The State Building Code Council's IBC Technical Advisory Group spent the Jan. 15 meeting hashing out competing proposals over minimum sizes for small dwelling units, including whether to retain a 120-square-foot primary habitable-room standard or move toward a 70-square-foot baseline referenced by the National Healthy Housing Standard.
Micah Chappell, who submitted one of the proposals, told the group he wanted the IBC language to align with recent residential-code changes by keeping a 120-square-foot primary room while preserving a 70-square-foot threshold for defined sleeping units. "We're gonna look at a 120 square foot room and then don't look at other stuff," Micah said, describing an approach intended to avoid reintroducing broader minimums that could conflict with recent IRC changes.

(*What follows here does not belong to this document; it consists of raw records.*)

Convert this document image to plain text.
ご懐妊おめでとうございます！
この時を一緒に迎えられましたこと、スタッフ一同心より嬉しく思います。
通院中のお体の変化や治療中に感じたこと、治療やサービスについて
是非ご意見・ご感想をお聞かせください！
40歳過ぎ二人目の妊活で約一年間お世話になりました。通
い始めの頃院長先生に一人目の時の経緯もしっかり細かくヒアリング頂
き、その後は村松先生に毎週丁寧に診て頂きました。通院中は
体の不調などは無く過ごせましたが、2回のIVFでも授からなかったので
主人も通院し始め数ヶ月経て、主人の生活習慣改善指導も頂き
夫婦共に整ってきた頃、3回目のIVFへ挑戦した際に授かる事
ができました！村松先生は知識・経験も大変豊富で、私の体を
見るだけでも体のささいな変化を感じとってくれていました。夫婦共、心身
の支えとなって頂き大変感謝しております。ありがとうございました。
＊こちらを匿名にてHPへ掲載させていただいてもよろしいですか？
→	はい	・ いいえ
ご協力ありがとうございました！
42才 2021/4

David Neiman, author of the alternative proposal the group reviewed, argued the 70-square-foot figure is supported by the National Healthy Housing Standard and said market-driven designs and past Seattle practice make a 70-oriented approach defensible. "I'm justifying 70 based on... the National Healthy Housing Standard," Neiman said, urging the group to consider whether larger studio minimums can be justified when the market and modern designs often produce smaller, functional units.
Members focused on two interlocking technical questions: whether the code should treat "sleeping units" (a defined IBC term typically used for congregate or dormitory-style housing) differently from "dwelling units," and how net-versus-gross floor-area (the so-called "box" and "neck/panhandle" in diagrams) should be counted. Several participants warned that striking existing language that sets minimums for "other habitable rooms" could allow impractically small bedroom spaces unless the code retains a separate measure (for example, a 7-foot minimum dimension) or the 120 overall threshold.
Architects and design practitioners also flagged enforceability concerns. Members asked whether plug-in appliances would qualify as a permanent cooking facility, what built-ins should count against net floor area, and how jurisdictions will treat the small circulation "neck" area that often connects a studio living space to a corridor. "I can't find a definition anywhere for what a kitchen is," one attendee said, pointing to ambiguity that can change how the code applies in practice.
The group compared Washington proposals to the Seattle CDU (congregate dwelling unit) approach, but several members cautioned that Seattle operates under local amendments separate from the statewide IBC they are amending. Participants recommended the staff circulate diagrams and reconcile language before the next meeting so members can see how different counting conventions change the net habitable area.
There were no formal motions or votes at the meeting. Members asked staff to exchange draft language and diagrams with interested members and return the item to a future agenda alongside emergency-shelter discussions. The meeting adjourned with staff and volunteers tasked to converge on draft text and visuals for clearer definition of counting rules, minimum dimensions, and the interaction between sleeping-unit and dwelling-unit requirements.